Zima jakaś nie zimowa, dlatego myśli szybciej niż zwykle wybiegają ku wiośnie. W tym roku chcemy z Małżem pozyskać trochę soku z brzozy i będzie to nasz pierwszy raz... Przewertowałam sieć w tym temacie, a w szczególności w temacie przechowywania na lato tegoż napoju. Zamierzam trochę zamrozić, trochę zapasteryzować i.... ukisić, jak będę wiedziała jak. Wiem, że na Kresach praktykowano kiszenie oskoły. Może komuś coś wiadomo na ten temat? Czy w ogóle ktoś z Was pozyskuje oskołę? Wiem, można kupić (8-14zł/l), ale to nie to samo! Pozdrawiam , Z
Z dzieciństwa pamiętam, że ludzie żyjący w poblizu lasu, brzozowego lasu- w lutym, na kilkunastoletnich brzozach robili jakby strzałki w drzewie. Na końcu takiej strzałki wkładali głęboko rurkę i podwieszali pod nią butelke. Po kilku dniach była pełna syropu brzozowego. Rozrzedzali go wodą i pili. Podobno jest bardzo zdrowy. Pozyskuje sie go w momencie, jak tylko zaczynają krążyć soki w drzewach, czyli gdzieś pod koniec lutego. Nie sądze, żeby można bylo go przechowywać.Może zmrożony. Jego wartość polega na świeżości. Na świezych enzymach, witaminach.Ci sami ludzie pozyskiwali równiez tzw "czagę", czyli czarną hubę brzozowa, która ma silne dzialanie przeciwrakowe. Z czagi Rosjanie wymyslili wyciąg alkoholowy tzw "Befungin". To silny srodek przeciwrakowy. Jest dostepny np u ojców Bonifratrów(oni go tęż produkują) w W-wie i Łodzi. Ja go używalam, ale krótko.Potem mialam operacje i wyzdrowialam, ale raczej dzieki operacji.

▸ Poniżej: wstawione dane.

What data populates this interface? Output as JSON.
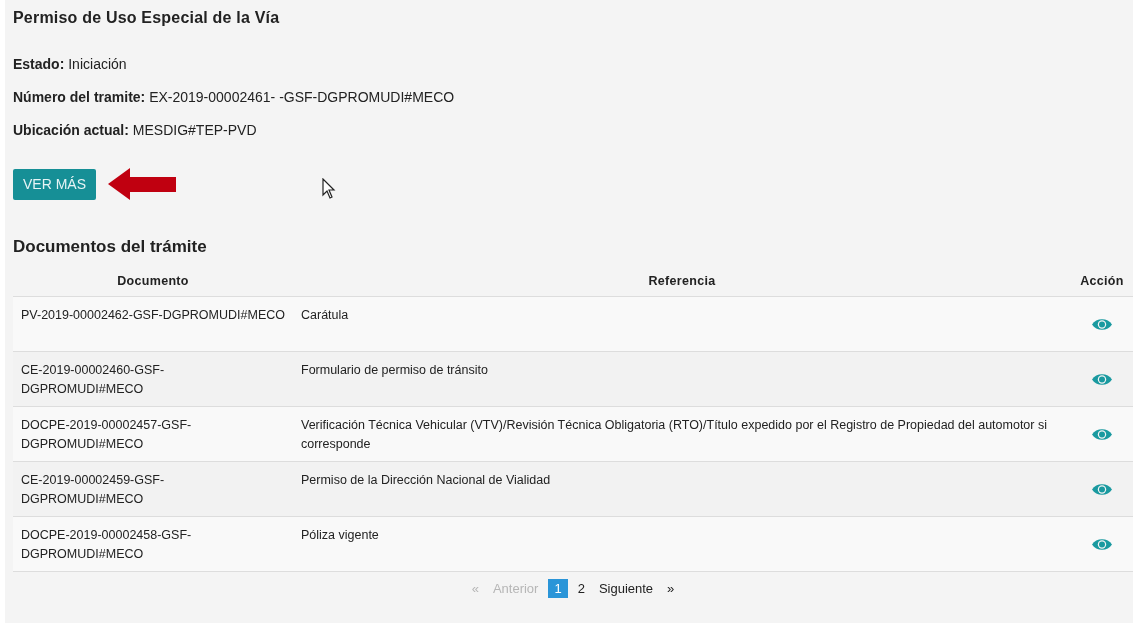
{
  "title": "Permiso de Uso Especial de la Vía",
  "details": [
    {
      "label": "Estado:",
      "value": "Iniciación"
    },
    {
      "label": "Número del tramite:",
      "value": "EX-2019-00002461- -GSF-DGPROMUDI#MECO"
    },
    {
      "label": "Ubicación actual:",
      "value": "MESDIG#TEP-PVD"
    }
  ],
  "more_button": "VER MÁS",
  "documents": {
    "heading": "Documentos del trámite",
    "columns": [
      "Documento",
      "Referencia",
      "Acción"
    ],
    "rows": [
      {
        "documento": "PV-2019-00002462-GSF-DGPROMUDI#MECO",
        "referencia": "Carátula"
      },
      {
        "documento": "CE-2019-00002460-GSF-DGPROMUDI#MECO",
        "referencia": "Formulario de permiso de tránsito"
      },
      {
        "documento": "DOCPE-2019-00002457-GSF-DGPROMUDI#MECO",
        "referencia": "Verificación Técnica Vehicular (VTV)/Revisión Técnica Obligatoria (RTO)/Título expedido por el Registro de Propiedad del automotor si corresponde"
      },
      {
        "documento": "CE-2019-00002459-GSF-DGPROMUDI#MECO",
        "referencia": "Permiso de la Dirección Nacional de Vialidad"
      },
      {
        "documento": "DOCPE-2019-00002458-GSF-DGPROMUDI#MECO",
        "referencia": "Póliza vigente"
      }
    ]
  },
  "pagination": {
    "previous": {
      "arrow": "«",
      "label": "Anterior",
      "disabled": true
    },
    "pages": [
      {
        "label": "1",
        "selected": true
      },
      {
        "label": "2",
        "selected": false
      }
    ],
    "next": {
      "label": "Siguiente",
      "arrow": "»",
      "disabled": false
    }
  }
}
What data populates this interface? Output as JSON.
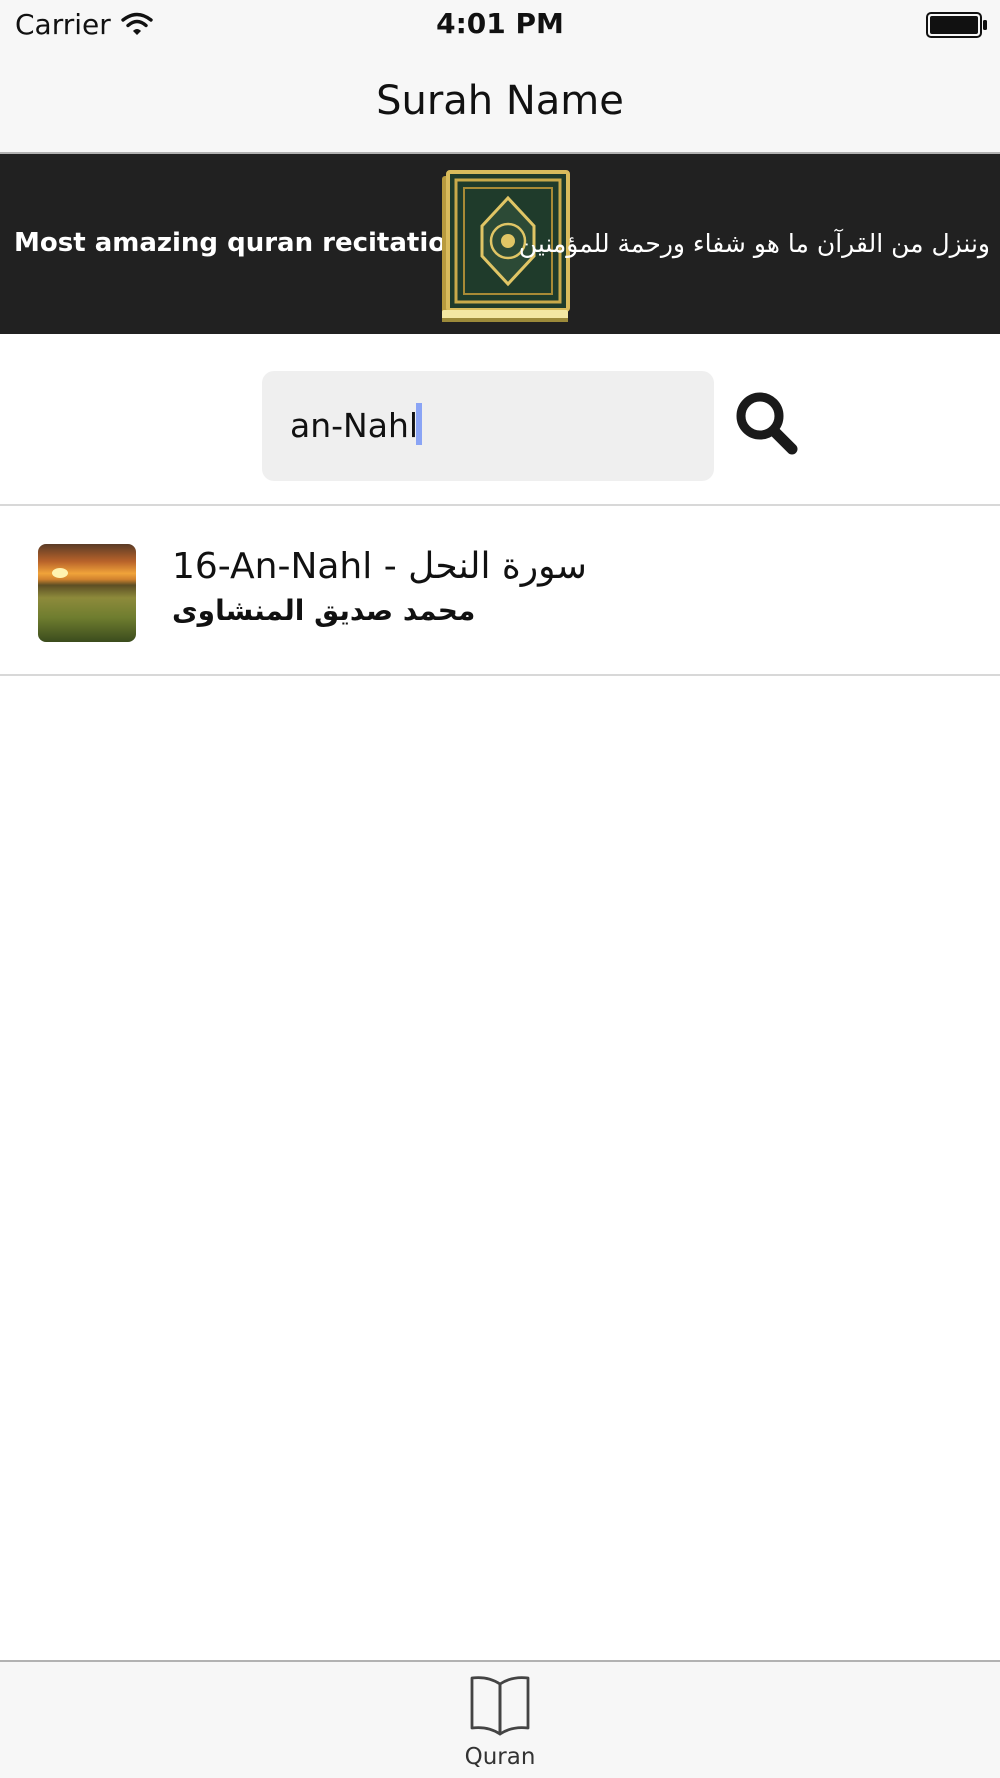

Sok można ściągać do kwietnia. Ja jestem teraz zaopatrywana przez znajomych z Białorusi. Sam sok jest zbyt słodki, ale wymieszany z sokiem z jabłek jest naprawdę przepyszny i bardzo zdrowy. Oni kupują go w sklepie spożywczym.
Gdy byłam dzieckiem,piłam czasem sok z brzozy-zawsze świeży,często prosto z pnia'.Z tego,co słyszałam już dawno i o tym też pisze wiele osób,nie powinno się go pasteryzować.Może len artykuł Ci pomoże:
http://prawdaxlxpl.wordpress.com/2012/03/01/oskola-czyli-sok-z-brzozy-wlasciwosci-i-dzialanie/
Zosiu zobacz tutaj: http://rozanski.li/?p=199 dr. Rozanski, znany zielarz podaje kilka sposobow konserwacji. Nie stosowalam soku z brzozy, tylko wywar z lisci, ale bardzo czesto korzystam z porad zielarskich tego doktora, pozdrawiam.
Tego typu naturalne soki można zamawiać w dobrych sklepach internetowych z ekologiczną żywnością i musze przyznać,że w praktyce znakomicie spełniaja swoją rolę,niezbędne podczas każdej diety.